3. Use Appropriate Separators

When I write a file name, it is always in the format of "ID.Date-File Name-Version (if any).extension." Our standard is to use the dash. Other organizations prefer the underscore. I believe this falls to preference as well. I wouldn't, however, use a different separator than a dash or an underscore. By using a dash for the purpose of separating components alone, I can tell programmatically if I have a versioned document or not. If I split the file name at the dash. Versioned files will have three elements belonging to the file name whereas non-version files will only have two.

Keep to a standard like the above and you're able to utilize programmatic approaches, command line utilities, etc., to work with your resources. Once the volume of resources reaches a sufficiently large threshold, having this ability is vital for the efficient management of files.

4. Version Files

I use the standard "v#" and Final approach to versioning files. As mentioned above, this will follow a dash after the core file name. A draft item will begin with the postfix "-v1" whereas the final version will be marked "-Final." A nice characteristic of this approach is that your drafts, while still in chronological order, will appear beneath your file marked final. If you have a heavily versioned document, it's nice to have the execution/final copy sitting on type to avoid scrolling.

5. Consistency

Regardless of what components to the file name you include, be consistent so the position of an element is indicative of what type of information you're retrieving. That said, it's my opinion that the ordering I mention here, "[ID.]Date-File Name[-Version]" is the way to go due to it's effect on ordering. Engaging with the file system's native chronological flow is key to making resource retrieval intuitive for someone that's not yet acquainted with the resource. Minimize the training cost of using your standard. The closer to intuitive you can get, the lower the cost of employee training.

6. The Name Itself

I have the least to say about this topic since it's so subjective. A professional should know how to create meaningful names that contain relevant materials without being repetitive or too long. What I will say on the topic has to do with spaces. Depending on your file system and your company's practices, you may or may not want to use spaces in file names. So far, the only area in the convention I've presented where a space could even exist is in the core name. If these files may be accessed using a browser rather than a native file explorer, it may be best practices to use an underscore or a dash because it reduces the challenges associated with encoding/decoding.
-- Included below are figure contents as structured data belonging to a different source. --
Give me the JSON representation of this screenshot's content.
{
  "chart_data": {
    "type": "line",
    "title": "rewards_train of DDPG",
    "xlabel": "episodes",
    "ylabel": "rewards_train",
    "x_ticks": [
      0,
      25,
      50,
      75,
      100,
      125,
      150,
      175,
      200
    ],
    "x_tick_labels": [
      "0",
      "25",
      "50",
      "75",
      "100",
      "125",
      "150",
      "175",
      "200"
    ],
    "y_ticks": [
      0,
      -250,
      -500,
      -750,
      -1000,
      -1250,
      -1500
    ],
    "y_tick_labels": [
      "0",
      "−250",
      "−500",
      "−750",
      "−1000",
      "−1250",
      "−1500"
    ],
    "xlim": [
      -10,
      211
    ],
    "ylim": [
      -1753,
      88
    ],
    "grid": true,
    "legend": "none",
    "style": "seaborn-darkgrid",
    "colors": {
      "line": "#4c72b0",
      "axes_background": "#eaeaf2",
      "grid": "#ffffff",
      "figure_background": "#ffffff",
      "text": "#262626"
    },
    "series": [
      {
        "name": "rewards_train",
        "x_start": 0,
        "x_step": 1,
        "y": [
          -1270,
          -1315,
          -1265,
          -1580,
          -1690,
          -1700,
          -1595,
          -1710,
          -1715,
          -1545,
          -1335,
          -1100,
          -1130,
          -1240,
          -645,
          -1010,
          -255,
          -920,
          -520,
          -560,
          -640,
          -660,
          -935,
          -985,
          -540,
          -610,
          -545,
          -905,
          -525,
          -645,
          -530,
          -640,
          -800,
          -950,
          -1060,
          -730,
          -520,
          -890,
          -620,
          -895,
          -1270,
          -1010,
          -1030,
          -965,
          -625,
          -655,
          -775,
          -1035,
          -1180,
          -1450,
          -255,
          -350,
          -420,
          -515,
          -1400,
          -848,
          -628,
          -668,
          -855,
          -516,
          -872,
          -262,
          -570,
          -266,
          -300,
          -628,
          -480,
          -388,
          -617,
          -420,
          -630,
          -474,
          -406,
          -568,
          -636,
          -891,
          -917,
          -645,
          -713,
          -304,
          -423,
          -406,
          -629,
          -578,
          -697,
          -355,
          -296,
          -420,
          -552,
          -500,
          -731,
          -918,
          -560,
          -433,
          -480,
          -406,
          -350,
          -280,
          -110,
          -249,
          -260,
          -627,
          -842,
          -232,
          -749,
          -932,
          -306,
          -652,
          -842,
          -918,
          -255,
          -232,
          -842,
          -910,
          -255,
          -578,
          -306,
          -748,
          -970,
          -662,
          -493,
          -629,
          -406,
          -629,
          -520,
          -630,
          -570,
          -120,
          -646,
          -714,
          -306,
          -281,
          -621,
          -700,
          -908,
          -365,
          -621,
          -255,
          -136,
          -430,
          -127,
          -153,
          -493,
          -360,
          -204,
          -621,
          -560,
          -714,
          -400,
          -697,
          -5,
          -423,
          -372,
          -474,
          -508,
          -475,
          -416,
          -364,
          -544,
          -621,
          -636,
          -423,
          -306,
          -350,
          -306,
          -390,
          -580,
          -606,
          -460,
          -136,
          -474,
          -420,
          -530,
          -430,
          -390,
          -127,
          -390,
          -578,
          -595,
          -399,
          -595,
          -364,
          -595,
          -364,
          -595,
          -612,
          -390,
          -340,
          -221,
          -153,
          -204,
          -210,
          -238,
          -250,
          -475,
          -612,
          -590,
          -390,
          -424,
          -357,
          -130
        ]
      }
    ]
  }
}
You'll notice in your url bar that there aren't any spaces. That's because they're not allowed. Even if you are using a browser-based solution, like a browser intranet, to access resources, it still may be possible to use spaces as long as encoding/decoding is handled by the given application. You'll need to consult the docs for the system you're using to determine that. Your system just needs to take into consideration encoding/decoding. Personally, I use spaces.

Wrapping Up

Looking back at the content I've shared here, I'm surprised by how much I had to share on the topic. And I've only scratched the surface. One thing not mentioned here is that folder structures can also be used to manage workflows. Rather than group by nature, you can group by process. The idea is that you can build in a degree of guidance to the folder structure. I prefer anything to procedural to exist in a manual or handbook, so I don't personally utilize this approach. But it is a concept that's out there in the world so if you find that intriguing, perhaps research that topic further.

I've shared with you a close representation of the structure I use across my businesses. Not a perfect copy, as I've tried to generalize as much as I could to keep the information more broadly applicable. But it's close.

Finally, almost nothing here is original thought. The components mentioned here have almost all been used by some other organization in some other way. I just put it altogether in my search for a better way. Take what you like and continue that process.